Real estate: As interactive experiences, you need a place to put these rides and rigs. And it can’t just be anywhere — it needs to be somewhere there’s sufficient foot traffic and in a convenient enough location that you can ensure sufficient customer throughput to make the arcade’s business model work (i.e. pay per experience).
The obvious, but perhaps best-suited, placement for a mixed reality location-based experience is in movie theater lobbies, as there are cineplexes in most cities and folks have reason to go there regularly. Theaters would likely be willing partners as they look for ways to bring back audiences, which are increasingly staying home.
Of course, they’ll also work well as part of larger arcade attractions (e.g. Dave & Buster’s, Chuck E. Cheese’s and Tokyo’s Akihabara neighborhood). Steven Spielberg and several studios have backed Dreamscape Immersive, a new startup bringing a mixed reality experience to a Los Angeles mall later this year. One advantage of its investors is that the company can build experiences tied to major film franchises, solving the IP issue.
Mechanical engineering: You need highly skilled folks to repair hardware malfunctions or troubleshoot software glitches to ensure smooth customer experiences. This function simply cannot be served by movie theater staff who would otherwise be serving popcorn and Big Gulp ICEEs. It takes some serious engineers to solve these problems, on site, as they occur — lest you have downtime in your arcades. But, as any theme park or arcade operator knows, venue-throughput is the bread and butter of one’s bottom line, and ride downtime represents lost revenue.
As I teased before, when I was trying The Void in NYC, it was amidst the summer heat and the “proton pack” wearable PCs overheated. I got a hilarious explanation from a Madame Tussauds employee, who said, “Yeah, uhhh, sometimes they just do that and their programming is just wrong.” Then an MIT PhD-looking dude from The Void HQ popped out of a back room and explained that they were having positional tracking problems that day. He and his team had to fix things while the Madame Tussauds staff sat idle. Acquiring skilled professionals and having enough of them to staff each site is not a small expenditure, but it’s a requirement to power this complex experience.

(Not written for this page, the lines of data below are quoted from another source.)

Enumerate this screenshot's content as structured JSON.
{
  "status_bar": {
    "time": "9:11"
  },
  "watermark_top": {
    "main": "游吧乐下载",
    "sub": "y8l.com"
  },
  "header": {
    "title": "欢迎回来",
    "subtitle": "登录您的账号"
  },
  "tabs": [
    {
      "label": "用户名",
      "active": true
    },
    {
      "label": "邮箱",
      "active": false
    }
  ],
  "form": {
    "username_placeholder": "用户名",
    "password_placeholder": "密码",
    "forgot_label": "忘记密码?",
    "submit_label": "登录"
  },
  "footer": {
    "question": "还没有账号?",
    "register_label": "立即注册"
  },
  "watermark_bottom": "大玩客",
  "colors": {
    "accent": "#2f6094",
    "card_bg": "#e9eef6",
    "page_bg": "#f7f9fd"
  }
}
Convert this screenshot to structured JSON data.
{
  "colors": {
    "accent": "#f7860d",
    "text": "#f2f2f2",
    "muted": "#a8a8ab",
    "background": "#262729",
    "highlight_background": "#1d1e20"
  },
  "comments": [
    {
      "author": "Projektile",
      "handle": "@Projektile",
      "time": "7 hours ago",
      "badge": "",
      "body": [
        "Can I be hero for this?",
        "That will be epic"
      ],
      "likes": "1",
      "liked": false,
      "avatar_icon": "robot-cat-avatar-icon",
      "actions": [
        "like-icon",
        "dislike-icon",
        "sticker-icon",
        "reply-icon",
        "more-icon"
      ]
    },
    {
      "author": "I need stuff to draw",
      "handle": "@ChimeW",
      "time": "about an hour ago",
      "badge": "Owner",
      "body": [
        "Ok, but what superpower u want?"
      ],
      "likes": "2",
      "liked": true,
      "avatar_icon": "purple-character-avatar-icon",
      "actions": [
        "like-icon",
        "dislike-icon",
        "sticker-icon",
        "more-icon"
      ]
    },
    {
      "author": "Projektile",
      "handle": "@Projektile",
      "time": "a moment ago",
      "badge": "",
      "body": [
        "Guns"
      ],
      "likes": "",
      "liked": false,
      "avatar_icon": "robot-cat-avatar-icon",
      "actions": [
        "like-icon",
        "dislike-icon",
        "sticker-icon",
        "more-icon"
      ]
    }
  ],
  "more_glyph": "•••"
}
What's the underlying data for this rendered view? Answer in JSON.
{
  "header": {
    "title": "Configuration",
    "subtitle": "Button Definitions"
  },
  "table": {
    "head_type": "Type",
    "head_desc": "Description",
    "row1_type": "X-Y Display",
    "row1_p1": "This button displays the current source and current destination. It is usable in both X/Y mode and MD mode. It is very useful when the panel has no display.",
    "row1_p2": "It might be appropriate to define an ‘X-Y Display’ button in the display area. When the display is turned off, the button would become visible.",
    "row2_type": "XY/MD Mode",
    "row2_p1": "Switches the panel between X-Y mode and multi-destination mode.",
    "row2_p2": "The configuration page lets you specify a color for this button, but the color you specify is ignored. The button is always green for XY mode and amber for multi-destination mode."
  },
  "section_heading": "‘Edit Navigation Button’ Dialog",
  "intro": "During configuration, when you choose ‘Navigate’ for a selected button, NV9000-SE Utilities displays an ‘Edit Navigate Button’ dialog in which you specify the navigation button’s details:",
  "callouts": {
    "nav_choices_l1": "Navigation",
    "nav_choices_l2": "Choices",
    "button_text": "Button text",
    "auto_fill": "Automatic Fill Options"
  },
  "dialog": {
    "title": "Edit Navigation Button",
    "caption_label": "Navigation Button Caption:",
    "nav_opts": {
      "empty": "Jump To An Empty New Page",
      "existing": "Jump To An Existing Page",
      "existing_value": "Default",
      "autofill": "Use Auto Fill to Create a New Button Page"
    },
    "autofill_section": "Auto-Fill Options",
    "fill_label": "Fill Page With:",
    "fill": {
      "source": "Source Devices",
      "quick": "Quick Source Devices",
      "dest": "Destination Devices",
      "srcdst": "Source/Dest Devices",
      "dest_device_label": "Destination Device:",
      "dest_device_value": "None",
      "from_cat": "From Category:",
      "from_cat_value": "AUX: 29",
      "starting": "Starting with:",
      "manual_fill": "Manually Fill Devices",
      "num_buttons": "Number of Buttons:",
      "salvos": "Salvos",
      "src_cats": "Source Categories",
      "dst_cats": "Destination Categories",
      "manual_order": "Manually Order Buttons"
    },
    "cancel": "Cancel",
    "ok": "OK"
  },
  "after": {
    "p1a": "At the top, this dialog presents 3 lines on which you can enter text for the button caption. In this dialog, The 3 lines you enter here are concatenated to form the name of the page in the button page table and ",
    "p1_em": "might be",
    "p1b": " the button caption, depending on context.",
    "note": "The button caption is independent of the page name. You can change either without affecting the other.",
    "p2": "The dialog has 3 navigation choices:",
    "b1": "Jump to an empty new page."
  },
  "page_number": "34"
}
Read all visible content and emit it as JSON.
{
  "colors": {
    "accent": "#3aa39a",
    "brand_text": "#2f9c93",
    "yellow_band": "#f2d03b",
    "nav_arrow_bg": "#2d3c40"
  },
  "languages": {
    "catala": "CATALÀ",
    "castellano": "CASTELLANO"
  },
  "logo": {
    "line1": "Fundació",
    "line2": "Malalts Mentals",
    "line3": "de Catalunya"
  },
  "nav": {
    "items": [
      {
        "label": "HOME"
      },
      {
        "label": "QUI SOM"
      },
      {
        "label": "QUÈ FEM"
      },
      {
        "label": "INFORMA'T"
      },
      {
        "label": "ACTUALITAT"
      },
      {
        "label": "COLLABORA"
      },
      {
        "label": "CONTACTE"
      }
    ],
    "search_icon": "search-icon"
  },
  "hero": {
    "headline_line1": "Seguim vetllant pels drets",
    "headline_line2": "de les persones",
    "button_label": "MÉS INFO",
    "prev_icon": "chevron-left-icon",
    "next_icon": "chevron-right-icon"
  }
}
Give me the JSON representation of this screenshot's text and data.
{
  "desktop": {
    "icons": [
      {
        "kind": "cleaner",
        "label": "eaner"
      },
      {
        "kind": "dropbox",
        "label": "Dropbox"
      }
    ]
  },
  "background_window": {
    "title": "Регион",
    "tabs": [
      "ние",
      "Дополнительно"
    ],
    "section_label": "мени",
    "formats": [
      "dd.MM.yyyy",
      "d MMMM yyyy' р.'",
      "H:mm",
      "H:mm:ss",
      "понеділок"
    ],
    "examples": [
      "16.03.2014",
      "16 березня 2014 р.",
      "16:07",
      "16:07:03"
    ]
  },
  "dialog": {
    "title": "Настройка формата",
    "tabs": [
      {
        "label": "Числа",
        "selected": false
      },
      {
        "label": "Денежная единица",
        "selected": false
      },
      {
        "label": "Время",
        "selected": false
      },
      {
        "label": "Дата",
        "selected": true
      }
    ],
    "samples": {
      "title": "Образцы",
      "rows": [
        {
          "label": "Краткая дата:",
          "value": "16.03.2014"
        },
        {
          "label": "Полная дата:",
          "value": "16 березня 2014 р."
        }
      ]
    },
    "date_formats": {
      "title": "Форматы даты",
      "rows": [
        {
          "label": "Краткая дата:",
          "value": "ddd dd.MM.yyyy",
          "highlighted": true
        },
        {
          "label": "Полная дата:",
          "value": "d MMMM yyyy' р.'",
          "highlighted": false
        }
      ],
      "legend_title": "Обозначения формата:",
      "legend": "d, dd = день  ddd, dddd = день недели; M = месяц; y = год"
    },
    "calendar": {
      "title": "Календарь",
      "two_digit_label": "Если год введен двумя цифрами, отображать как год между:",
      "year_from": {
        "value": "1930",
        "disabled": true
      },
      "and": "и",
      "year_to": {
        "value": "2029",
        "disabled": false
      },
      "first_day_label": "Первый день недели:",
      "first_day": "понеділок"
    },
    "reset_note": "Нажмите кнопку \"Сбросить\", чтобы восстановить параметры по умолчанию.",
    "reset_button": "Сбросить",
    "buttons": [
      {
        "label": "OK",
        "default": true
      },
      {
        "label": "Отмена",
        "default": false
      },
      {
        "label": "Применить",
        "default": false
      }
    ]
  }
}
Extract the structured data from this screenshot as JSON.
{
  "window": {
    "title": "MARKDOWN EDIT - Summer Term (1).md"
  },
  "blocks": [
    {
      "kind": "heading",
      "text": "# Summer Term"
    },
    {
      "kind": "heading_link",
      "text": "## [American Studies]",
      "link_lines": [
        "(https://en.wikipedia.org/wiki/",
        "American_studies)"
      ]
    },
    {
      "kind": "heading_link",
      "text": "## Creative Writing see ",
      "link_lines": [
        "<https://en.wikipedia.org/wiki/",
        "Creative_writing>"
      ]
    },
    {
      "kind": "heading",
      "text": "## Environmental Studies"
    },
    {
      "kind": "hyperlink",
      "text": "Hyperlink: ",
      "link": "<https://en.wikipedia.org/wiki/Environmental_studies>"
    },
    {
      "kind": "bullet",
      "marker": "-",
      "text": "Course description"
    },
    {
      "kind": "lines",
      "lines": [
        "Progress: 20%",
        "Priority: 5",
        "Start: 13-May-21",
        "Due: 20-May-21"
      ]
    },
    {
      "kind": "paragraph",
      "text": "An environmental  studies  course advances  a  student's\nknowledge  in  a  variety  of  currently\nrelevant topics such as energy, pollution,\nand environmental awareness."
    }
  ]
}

One smaller challenge on top of these three that shouldn’t be overlooked: Oculus doesn’t allow its headsets to be used in these location-based experiences. Other players have been more than willing to fill the void, however. Oculus has yielded market share to HTC’s aggressive marketing efforts, as well as to smaller upstarts like Starbreeze, which partnered with IMAX’s VR center.
I believe mixed reality arcades can be a huge boon for VR adoption, and I’m confident there will be profitable ventures created in these immersive arcade experiences. But the path to profitability will be a long one. Because VCs typically shy away from capex-intensive industries and will not be able to provide as much value in addressing these challenges as other investors, I don’t see VCs as the right backers to see these exciting experiences to market.